For all those who are football fans, there is nothing more exciting than living the passion and adrenaline of watching a match at a FIFA World Cup. Even for those who care about football too much, when it comes to the national team things become more serious when it comes to encouraging.
While Russia is preparing to host the 64 matches that will be played in total from June 14 to July 15, it is expected that around 1 million tourists enter the country with reasons for the World Cup. And of course, while football, in this case, is the engine of the trip to Russia, once in destination, it is advisable to use free time to travel and learn about the wealth of a nation that has marked the history of the world for centuries.
Below we give you a list of the 7 most emblematic places that every traveler should not miss on their first trip to Russia:
1) The Red Square
This famous square in the heart of Moscow is recognized from a distance by its characteristic set of buildings, which include the Cathedral of St. Basil with its colorful domes and the palace of government among others. In spite of its name, in reality, this square is not called red because of the color of its bricks, but it comes from the Russian word ” Krasnaya ” which is used to say that something is “red” and “pretty” at the same time.
Although this term was used first for a particular section of the square, nowadays it was extended to the whole place. Since it is a public space, access is free and can be visited at any time of the day and time of year.
2. Moscow Kremlin
Worldwide known as Kremlin, its size imposes since inside the fortified complex there are several towers, cathedrals and the central palace, former residence of the Tsars, and today place where the President of the Russian Federation, Vladimir Putin, lives.
Partially destroyed by Napoleon in the nineteenth century, it was restored a few decades later, and today it is preserved as the heritage of the entire Russian nation. There are different museums that can be visited inside the Kremlin.
3. St. Basil’s Cathedral
Along with the Red Square, probably one of the most characteristic buildings of Russia. Just seeing it is enough to know that we are in the Asian giant, especially for its domes with unique shapes and colors. Originally sent to build by Tsar Ivan the Terrible between 1555 and 1561, it has survived numerous renovations and even an attempt at demolition.
Although it is a World Heritage Site, it does not represent the center of the Russian Orthodox Church, but its fame comes more from its proximity to the Kremlin building. The visit to this cathedral is must when you are in Moscow.
4. Lake Baikal
Although this lake is almost at the opposite end of the country, its particular beauty makes it worth a trip there. And if it can be done on the trans-Siberian train, much better! Lake Baikal is one of the largest freshwater reserves on the planet, and also has the record of being the deepest lake on earth with an approximate depth of 1,642 meters.

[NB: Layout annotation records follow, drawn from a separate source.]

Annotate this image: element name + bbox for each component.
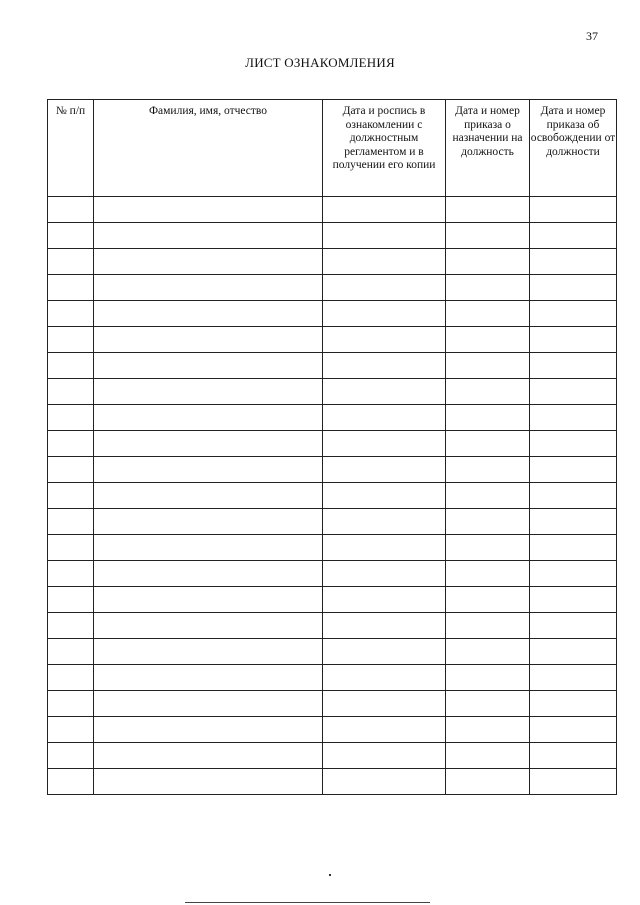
cell-signature-date bbox=[323, 613, 446, 639]
cell-number bbox=[48, 691, 94, 717]
cell-full-name bbox=[94, 665, 323, 691]
cell-full-name bbox=[94, 769, 323, 795]
cell-signature-date bbox=[323, 717, 446, 743]
cell-appointment-order bbox=[446, 769, 530, 795]
table-row bbox=[48, 613, 617, 639]
cell-number bbox=[48, 379, 94, 405]
cell-full-name bbox=[94, 275, 323, 301]
table-row bbox=[48, 327, 617, 353]
cell-appointment-order bbox=[446, 665, 530, 691]
table-row bbox=[48, 743, 617, 769]
cell-number bbox=[48, 275, 94, 301]
cell-number bbox=[48, 249, 94, 275]
cell-appointment-order bbox=[446, 223, 530, 249]
cell-number bbox=[48, 639, 94, 665]
cell-full-name bbox=[94, 691, 323, 717]
cell-signature-date bbox=[323, 223, 446, 249]
cell-appointment-order bbox=[446, 639, 530, 665]
cell-release-order bbox=[530, 353, 617, 379]
cell-appointment-order bbox=[446, 691, 530, 717]
table-row bbox=[48, 535, 617, 561]
cell-appointment-order bbox=[446, 327, 530, 353]
cell-signature-date bbox=[323, 535, 446, 561]
table-row bbox=[48, 561, 617, 587]
header-signature-date: Дата и роспись в ознакомлении с должностным регламентом и в получении его копии bbox=[323, 100, 446, 197]
cell-signature-date bbox=[323, 457, 446, 483]
cell-release-order bbox=[530, 717, 617, 743]
cell-release-order bbox=[530, 197, 617, 223]
cell-number bbox=[48, 717, 94, 743]
table-row bbox=[48, 275, 617, 301]
scan-edge-line bbox=[185, 902, 430, 903]
cell-number bbox=[48, 535, 94, 561]
cell-signature-date bbox=[323, 301, 446, 327]
cell-appointment-order bbox=[446, 301, 530, 327]
cell-appointment-order bbox=[446, 483, 530, 509]
cell-number bbox=[48, 223, 94, 249]
cell-appointment-order bbox=[446, 743, 530, 769]
cell-appointment-order bbox=[446, 197, 530, 223]
table-row bbox=[48, 249, 617, 275]
cell-appointment-order bbox=[446, 379, 530, 405]
cell-appointment-order bbox=[446, 613, 530, 639]
cell-number bbox=[48, 457, 94, 483]
cell-number bbox=[48, 561, 94, 587]
cell-appointment-order bbox=[446, 249, 530, 275]
cell-full-name bbox=[94, 197, 323, 223]
cell-release-order bbox=[530, 639, 617, 665]
cell-full-name bbox=[94, 223, 323, 249]
cell-signature-date bbox=[323, 275, 446, 301]
cell-full-name bbox=[94, 613, 323, 639]
cell-full-name bbox=[94, 249, 323, 275]
header-number: № п/п bbox=[48, 100, 94, 197]
cell-signature-date bbox=[323, 561, 446, 587]
cell-appointment-order bbox=[446, 535, 530, 561]
cell-release-order bbox=[530, 223, 617, 249]
cell-release-order bbox=[530, 275, 617, 301]
table-header-row bbox=[48, 100, 617, 197]
cell-number bbox=[48, 353, 94, 379]
cell-release-order bbox=[530, 249, 617, 275]
cell-full-name bbox=[94, 535, 323, 561]
cell-full-name bbox=[94, 431, 323, 457]
cell-signature-date bbox=[323, 743, 446, 769]
cell-release-order bbox=[530, 509, 617, 535]
cell-appointment-order bbox=[446, 275, 530, 301]
header-release-order: Дата и номер приказа об освобождении от должности bbox=[530, 100, 617, 197]
table-row bbox=[48, 665, 617, 691]
cell-release-order bbox=[530, 743, 617, 769]
cell-full-name bbox=[94, 717, 323, 743]
table-row bbox=[48, 639, 617, 665]
cell-signature-date bbox=[323, 483, 446, 509]
cell-appointment-order bbox=[446, 561, 530, 587]
cell-full-name bbox=[94, 353, 323, 379]
cell-signature-date bbox=[323, 509, 446, 535]
cell-number bbox=[48, 327, 94, 353]
cell-appointment-order bbox=[446, 353, 530, 379]
cell-signature-date bbox=[323, 249, 446, 275]
cell-number bbox=[48, 743, 94, 769]
cell-signature-date bbox=[323, 665, 446, 691]
cell-number bbox=[48, 613, 94, 639]
cell-signature-date bbox=[323, 587, 446, 613]
cell-number bbox=[48, 587, 94, 613]
table-row bbox=[48, 223, 617, 249]
table-row bbox=[48, 587, 617, 613]
cell-appointment-order bbox=[446, 509, 530, 535]
cell-release-order bbox=[530, 483, 617, 509]
cell-release-order bbox=[530, 327, 617, 353]
acquaintance-table bbox=[47, 99, 617, 795]
cell-number bbox=[48, 197, 94, 223]
table-row bbox=[48, 691, 617, 717]
cell-signature-date bbox=[323, 405, 446, 431]
cell-number bbox=[48, 769, 94, 795]
cell-number bbox=[48, 431, 94, 457]
cell-number bbox=[48, 483, 94, 509]
cell-release-order bbox=[530, 379, 617, 405]
cell-signature-date bbox=[323, 639, 446, 665]
cell-release-order bbox=[530, 691, 617, 717]
table-row bbox=[48, 379, 617, 405]
cell-release-order bbox=[530, 561, 617, 587]
cell-appointment-order bbox=[446, 587, 530, 613]
cell-number bbox=[48, 665, 94, 691]
cell-appointment-order bbox=[446, 717, 530, 743]
table-row bbox=[48, 457, 617, 483]
cell-release-order bbox=[530, 301, 617, 327]
cell-appointment-order bbox=[446, 457, 530, 483]
cell-full-name bbox=[94, 587, 323, 613]
cell-release-order bbox=[530, 665, 617, 691]
cell-release-order bbox=[530, 535, 617, 561]
cell-full-name bbox=[94, 561, 323, 587]
cell-full-name bbox=[94, 639, 323, 665]
cell-release-order bbox=[530, 769, 617, 795]
table-row bbox=[48, 197, 617, 223]
table-row bbox=[48, 509, 617, 535]
table-row bbox=[48, 431, 617, 457]
cell-number bbox=[48, 405, 94, 431]
cell-signature-date bbox=[323, 379, 446, 405]
header-full-name: Фамилия, имя, отчество bbox=[94, 100, 323, 197]
cell-appointment-order bbox=[446, 431, 530, 457]
cell-number bbox=[48, 301, 94, 327]
cell-release-order bbox=[530, 613, 617, 639]
page-number: 37 bbox=[586, 29, 598, 43]
table-row bbox=[48, 405, 617, 431]
cell-full-name bbox=[94, 327, 323, 353]
cell-signature-date bbox=[323, 769, 446, 795]
page-title: ЛИСТ ОЗНАКОМЛЕНИЯ bbox=[245, 55, 395, 70]
cell-full-name bbox=[94, 743, 323, 769]
table-body bbox=[48, 197, 617, 795]
cell-release-order bbox=[530, 587, 617, 613]
cell-full-name bbox=[94, 405, 323, 431]
header-appointment-order: Дата и номер приказа о назначении на должность bbox=[446, 100, 530, 197]
table-row bbox=[48, 769, 617, 795]
cell-release-order bbox=[530, 457, 617, 483]
cell-number bbox=[48, 509, 94, 535]
cell-release-order bbox=[530, 405, 617, 431]
cell-full-name bbox=[94, 457, 323, 483]
cell-release-order bbox=[530, 431, 617, 457]
cell-signature-date bbox=[323, 691, 446, 717]
table-row bbox=[48, 301, 617, 327]
cell-signature-date bbox=[323, 197, 446, 223]
cell-full-name bbox=[94, 379, 323, 405]
cell-signature-date bbox=[323, 327, 446, 353]
table-row bbox=[48, 717, 617, 743]
cell-appointment-order bbox=[446, 405, 530, 431]
table-row bbox=[48, 353, 617, 379]
cell-full-name bbox=[94, 509, 323, 535]
cell-full-name bbox=[94, 301, 323, 327]
scan-dot bbox=[329, 874, 331, 876]
table-row bbox=[48, 483, 617, 509]
cell-signature-date bbox=[323, 431, 446, 457]
cell-signature-date bbox=[323, 353, 446, 379]
cell-full-name bbox=[94, 483, 323, 509]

As a curious fact, some animals have been observed at the bottom of the lake that can only live thanks to the great water pressure at that depth.
5. City of Saint Petersburg
The other must stop in Russia is the “Venice of the North”. This is how it is known in St. Petersburg, a city founded at the beginning of the 18th century by Tsar Peter the Great, for its more than 400 bridges that cross the Neva River. It is the second most populous city in Russia and without a doubt a commercial, political, artistic and cultural center at the height of many other great cities of the world.
Famous for its baroque architecture, some key buildings to visit are Kunstkamera museum, next to the cathedral of St. Isaac and Our Lady of Kazan, and of course the Church of the Savior on Spilled Blood, similar in appearance to the St. Basil’s Cathedral in Moscow.
6. City of Kazan
Another Russian gem, a little less known, but definitely worth a visit. This city built on the banks of the Volga River is recognized as the “third capital” of the country. In fact, the city is the capital of the Republic of Tatarstan and is established as an important cultural, economic and religious center of Russia.
Of the most famous constructions, and must-sees in Kazan are the numerous Orthodox churches along with the famous Qol Šärif mosque. Also, just get here to realize that the Kremlin is not exclusive to Moscow, Kazan also has his. This was built by Ivan the Terrible, and inside is the Cathedral of the Annunciation, which is the oldest building in the complex, and the only Russian church of the 16th century to have six pillars and five apses.
Sochi takes us directly to think about the Winter Olympics that it organized in 2014, an event that has decisively driven not only the economic and infrastructure growth of the city but also its international projection. The ski season and the bathing season are given over to receive the millions of tourists, about four per year, who choose Sochi as a holiday destination or as a stop on their tourist route.